Victorian Law Reform Commission recommendations may simply encourage more competing class actions in Victoria
On 19 June 2018, the Victorian Law Reform Commission (VLRC) published its report on litigation funding and group proceedings. IMF Bentham Limited is concerned that some of the recommendations will merely result in more class actions being brought in the Victorian State Supreme Court and may encourage more competing class actions filed in different courts.
Contingency fees in Victorian class actions
The VLRC report states that the class action regime in Victoria “appears to be underutilised” and recommends that Victorian lawyers be permitted to charge contingency fees in class actions. Specifically, it recommends that the Victorian Supreme Court Act 1986 be amended to provide the Court with the power to make a common fund order for the lawyers acting for the plaintiff in a class action to be paid a percentage of the recovered amount, subject to certain conditions being met.
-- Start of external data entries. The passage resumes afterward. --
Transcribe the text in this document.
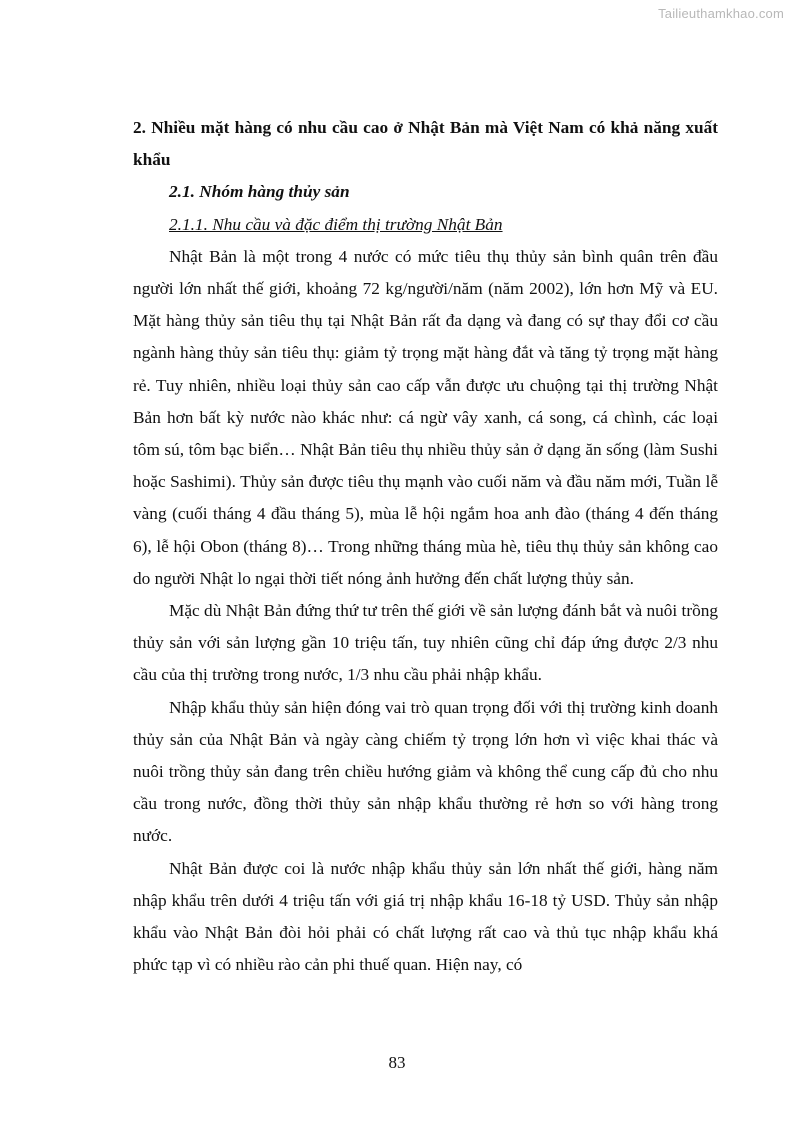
Tailieuthamkhao.com

2. Nhiều mặt hàng có nhu cầu cao ở Nhật Bản mà Việt Nam có khả năng xuất khẩu

2.1. Nhóm hàng thủy sản

2.1.1. Nhu cầu và đặc điểm thị trường Nhật Bản

Nhật Bản là một trong 4 nước có mức tiêu thụ thủy sản bình quân trên đầu người lớn nhất thế giới, khoảng 72 kg/người/năm (năm 2002), lớn hơn Mỹ và EU. Mặt hàng thủy sản tiêu thụ tại Nhật Bản rất đa dạng và đang có sự thay đổi cơ cầu ngành hàng thủy sản tiêu thụ: giảm tỷ trọng mặt hàng đắt và tăng tỷ trọng mặt hàng rẻ. Tuy nhiên, nhiều loại thủy sản cao cấp vẫn được ưu chuộng tại thị trường Nhật Bản hơn bất kỳ nước nào khác như: cá ngừ vây xanh, cá song, cá chình, các loại tôm sú, tôm bạc biển… Nhật Bản tiêu thụ nhiều thủy sản ở dạng ăn sống (làm Sushi hoặc Sashimi). Thủy sản được tiêu thụ mạnh vào cuối năm và đầu năm mới, Tuần lễ vàng (cuối tháng 4 đầu tháng 5), mùa lễ hội ngắm hoa anh đào (tháng 4 đến tháng 6), lễ hội Obon (tháng 8)… Trong những tháng mùa hè, tiêu thụ thủy sản không cao do người Nhật lo ngại thời tiết nóng ảnh hưởng đến chất lượng thủy sản.

Mặc dù Nhật Bản đứng thứ tư trên thế giới về sản lượng đánh bắt và nuôi trồng thủy sản với sản lượng gần 10 triệu tấn, tuy nhiên cũng chỉ đáp ứng được 2/3 nhu cầu của thị trường trong nước, 1/3 nhu cầu phải nhập khẩu.

Nhập khẩu thủy sản hiện đóng vai trò quan trọng đối với thị trường kinh doanh thủy sản của Nhật Bản và ngày càng chiếm tỷ trọng lớn hơn vì việc khai thác và nuôi trồng thủy sản đang trên chiều hướng giảm và không thể cung cấp đủ cho nhu cầu trong nước, đồng thời thủy sản nhập khẩu thường rẻ hơn so với hàng trong nước.

Nhật Bản được coi là nước nhập khẩu thủy sản lớn nhất thế giới, hàng năm nhập khẩu trên dưới 4 triệu tấn với giá trị nhập khẩu 16-18 tỷ USD. Thủy sản nhập khẩu vào Nhật Bản đòi hỏi phải có chất lượng rất cao và thủ tục nhập khẩu khá phức tạp vì có nhiều rào cản phi thuế quan. Hiện nay, có

83
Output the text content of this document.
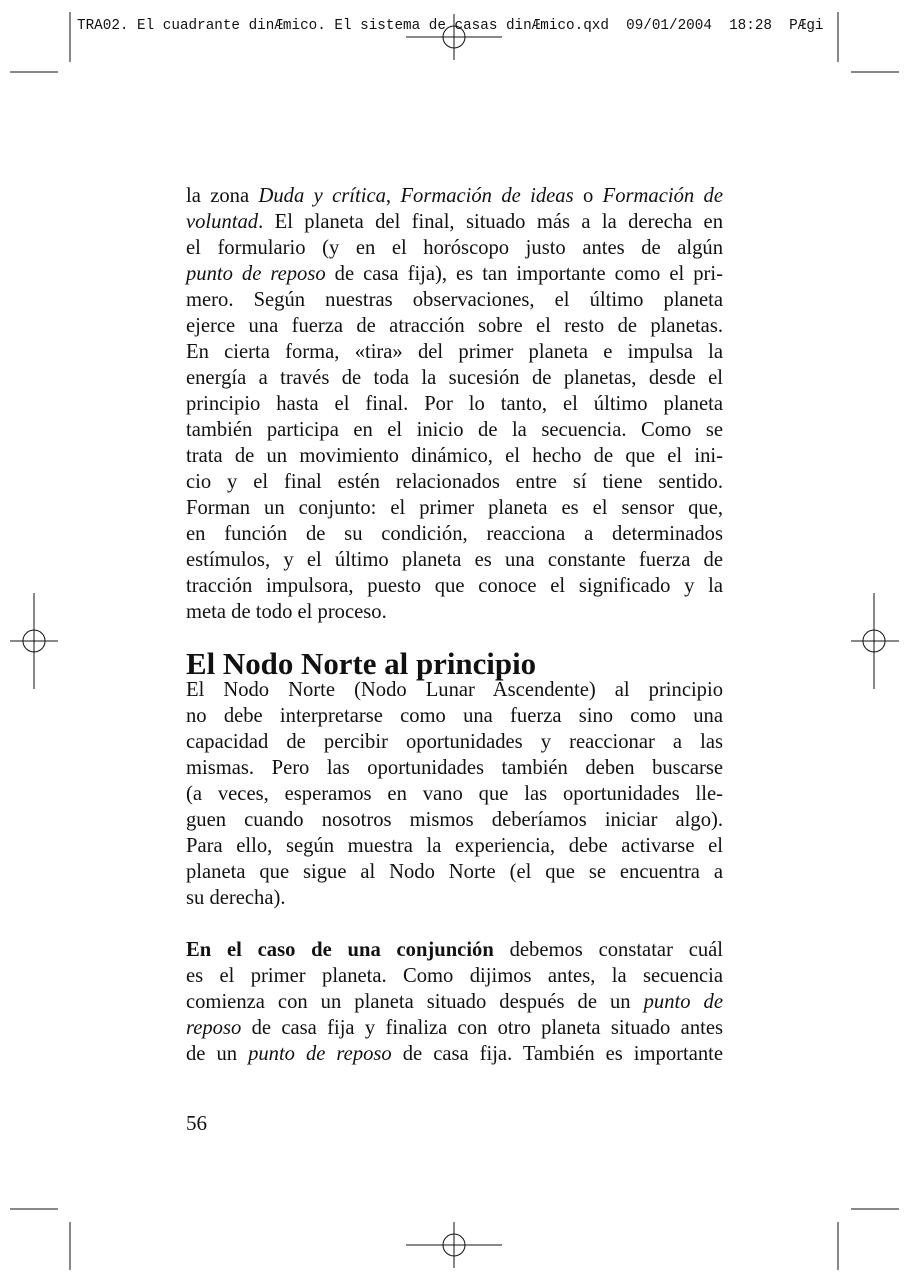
TRA02. El cuadrante dinÆmico. El sistema de casas dinÆmico.qxd 09/01/2004 18:28 PÆgi
la zona Duda y crítica, Formación de ideas o Formación de
voluntad. El planeta del final, situado más a la derecha en
el formulario (y en el horóscopo justo antes de algún
punto de reposo de casa fija), es tan importante como el pri-
mero. Según nuestras observaciones, el último planeta
ejerce una fuerza de atracción sobre el resto de planetas.
En cierta forma, «tira» del primer planeta e impulsa la
energía a través de toda la sucesión de planetas, desde el
principio hasta el final. Por lo tanto, el último planeta
también participa en el inicio de la secuencia. Como se
trata de un movimiento dinámico, el hecho de que el ini-
cio y el final estén relacionados entre sí tiene sentido.
Forman un conjunto: el primer planeta es el sensor que,
en función de su condición, reacciona a determinados
estímulos, y el último planeta es una constante fuerza de
tracción impulsora, puesto que conoce el significado y la
meta de todo el proceso.
El Nodo Norte al principio
El Nodo Norte (Nodo Lunar Ascendente) al principio
no debe interpretarse como una fuerza sino como una
capacidad de percibir oportunidades y reaccionar a las
mismas. Pero las oportunidades también deben buscarse
(a veces, esperamos en vano que las oportunidades lle-
guen cuando nosotros mismos deberíamos iniciar algo).
Para ello, según muestra la experiencia, debe activarse el
planeta que sigue al Nodo Norte (el que se encuentra a
su derecha).
En el caso de una conjunción debemos constatar cuál
es el primer planeta. Como dijimos antes, la secuencia
comienza con un planeta situado después de un punto de
reposo de casa fija y finaliza con otro planeta situado antes
de un punto de reposo de casa fija. También es importante
56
This recommendation is stated to be independent of any decision to remove the prohibition on lawyers charging contingency fees nationally (currently being considered by the Australian Law Reform Commission (ALRC). See, Litigation Funding under Inquiry. If the ban on lawyers charging contingency fees is not lifted nationally, this could potentially result in contingency fees being permitted in Victorian class actions and not in any other jurisdiction in Australia.
This may encourage more competing class actions filed in different courts. Without a national approach, greater complexity will arise with respect to multiplicity of and competing class actions.
This recommendation appears to be at odds with preliminary proposals made in the ALRC Discussion Paper released last month as part of its Inquiry. See, ALRC announces preliminary ideas on the regulation of litigation funding and class action reform. The ALRC has made some proposals aimed at addressing the issue of competing class actions in order to avoid multiple class actions proceeding in relation to the one legal dispute.
Regulation of funders
IMF Bentham welcomes the VLRC’s recommendation that the Victorian Government should advocate for stronger national regulation and supervision of the litigation funding industry (also currently under consideration by the ALRC). IMF Bentham has been a constant and enthusiastic proponent of regulation in a measured and proportionate manner, endorsing the 2014 Productivity Commission’s recommendation to introduce minimum capital adequacy requirements. For many years IMF Bentham operated under ASIC’s licensing regime, and now does so under conflict regulations and other procedures and laws which apply to it.
Amendments to Victorian class action procedure
The VLRC’s report also makes several other recommendations aimed at improving efficiency and accountability. For example, the VLRC recommends amendments to the Victorian Supreme Court Practice Note for class actions to require the disclosure of litigation funding agreements to the Court and other parties to class actions. IMF Bentham supports this recommendation which would bring it in line with the Federal Court Practice Note. However, as submitted to the VLRC, IMF Bentham considers that equal disclosure should be imposed on both plaintiffs and defendants where any form of external funding is involved for either party.
The VLRC also recommends amendments to Part 4A of the Supreme Court Act 1986 (Vic) to provide the Court with specific power to review and vary all legal costs, litigation funding fees and charges, and settlement distribution costs to ensure that they are fair and reasonable. Under the current class actions regime, settlements are required to be approved by the Court. As part of a settlement approval process, the Court already assesses the reasonableness of any litigation funding fee and has the power to reject a settlement proposal due to the size of the fee.
IMF Bentham suggests the Courts consider introducing a costs budgeting procedure (similar to the UK Jackson reforms), requiring both claimant and defendant lawyers to file in court at an early stage their estimated costs. If budgets are exceeded, the excess would not be recoverable from the unsuccessful party, unless exceptional circumstances apply. If introduced here, this would provide the Courts with a procedure by which costs can be considered and assessed at the beginning of a matter, rather than at the end, after the costs have already been incurred. It would also provide the Court with a measure to assess costs at settlement.
The Victorian Attorney-General has said the Victorian state government would consider the VLRC’s recommendations, as well as the interaction with the ALRC’s work. The ALRC has invited submissions by 30 July 2018 and IMF Bentham will be contributing a submission. The ALRC is due to report to the Commonwealth Attorney-General by 21 December 2018.